Meski begitu, Polana tak menampik bahwa daerah yang sudah ditetapkan masih bisa diubah. Menurutnya, apabila ada daerah yang anggarannya tidak terpakai, maka anggaran itu akan dioptimalisasi ke daerah lain.

Berkaca dari tahun lalu, program Angkutan Udara Perintis ini mengalami penerapan anggaran sebesar 95 persen. Menurut Polana, penyerapan anggaran bisa dilakukan secara maksimal apabila tidak terjadi kendala di lapangan, seperti cuaca ataupun keamanan.

“Apabila maksimal, maka perintis ini bisa berdampak pada penurunan harga bahan pokok di masyarakat. Contohnya, harga-harga barang ini bisa turun dari 47 hingga 50 persen. Beras yang awalnya Rp800 ribu turun menjadi Rp500 ribu,” kata Polana.

Untuk membuat Angkutan Udara Perintis ini berjalan secara efektif dan efisien, Polana memberikan beberapa poin penting. Pertama, lakukan koordinasi antara Korwil/KPA dengan Otoritas Bandara dalam melakukan evaluasi kelaikan sarana dan prasarana bandara. Kedua, Korwil/KPA harus tegas dan konsisten dalam melakukan pengawasan terhadap operator penyelenggara sesuai dengan kontrak yang disepakati.
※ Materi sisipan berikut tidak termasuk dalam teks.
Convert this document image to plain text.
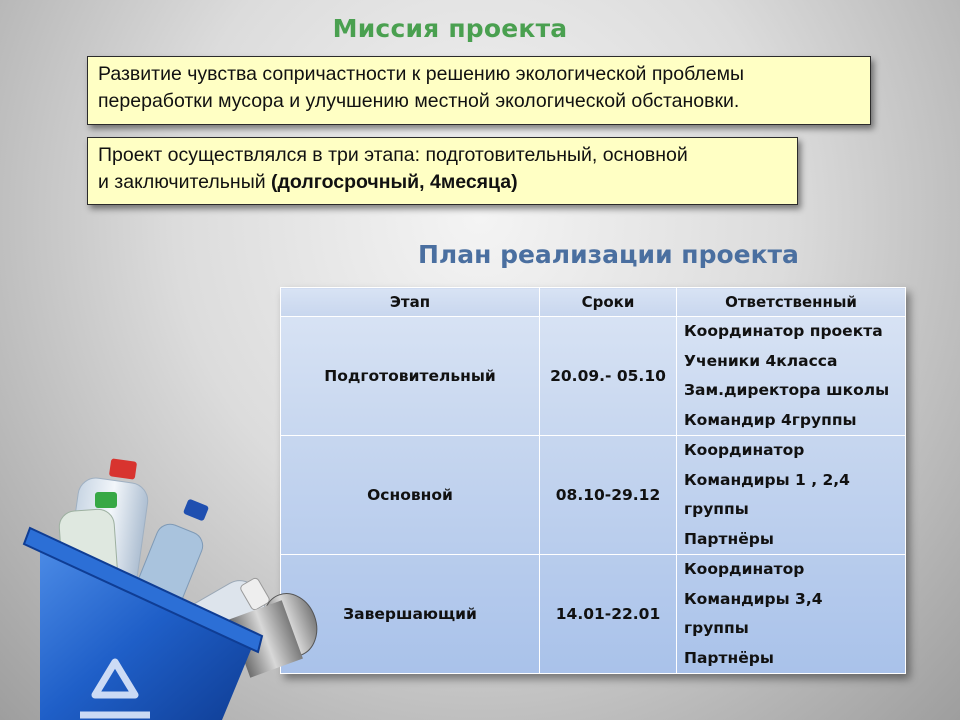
Миссия проекта
Развитие чувства сопричастности к решению экологической проблемы
переработки мусора и улучшению местной экологической обстановки.
Проект осуществлялся в три этапа: подготовительный, основной
и заключительный (долгосрочный, 4месяца)
План реализации проекта
Этап	Сроки	Ответственный
Подготовительный	20.09.- 05.10	Координатор проекта
Ученики 4класса
Зам.директора школы
Командир 4группы

Основной	08.10-29.12	Координатор
Командиры 1 , 2,4
группы
Партнёры

Завершающий	14.01-22.01	Координатор
Командиры 3,4
группы
Партнёры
Ketiga, komitmen yang dilakukan antara Korwil dengan operator menjadi tolak ukur untuk meneruskan pelayanan di tahun berikutnya.

Keempat, KPA/Korwil wajib melaporkan hasil pengawasan kepada Dirjen Hubud dan Kepala Kantor Otoritas Bandara tiap sebulan sekali. Kelima, KPA/Korwil wajib melakukan evaluasi penyelenggaraan dan subsidi biaya angkutan tiap enam bulan sekali. Terakhir, operator pelaksana diharapkan dapat mengantisipasi apabila terjadi masalah di lapangan.

Dalam pelaksanaannya, operator yang telah melayani rute perintis adalah Susi Air, Dimonim Air, dan Trigana Air Service. Sedangkan pada tahun 2020 ini, dua operator pendatang pun turut berpartisipasi. Kedua operator baru ini yakni Smart Cakrawala dan Asian One.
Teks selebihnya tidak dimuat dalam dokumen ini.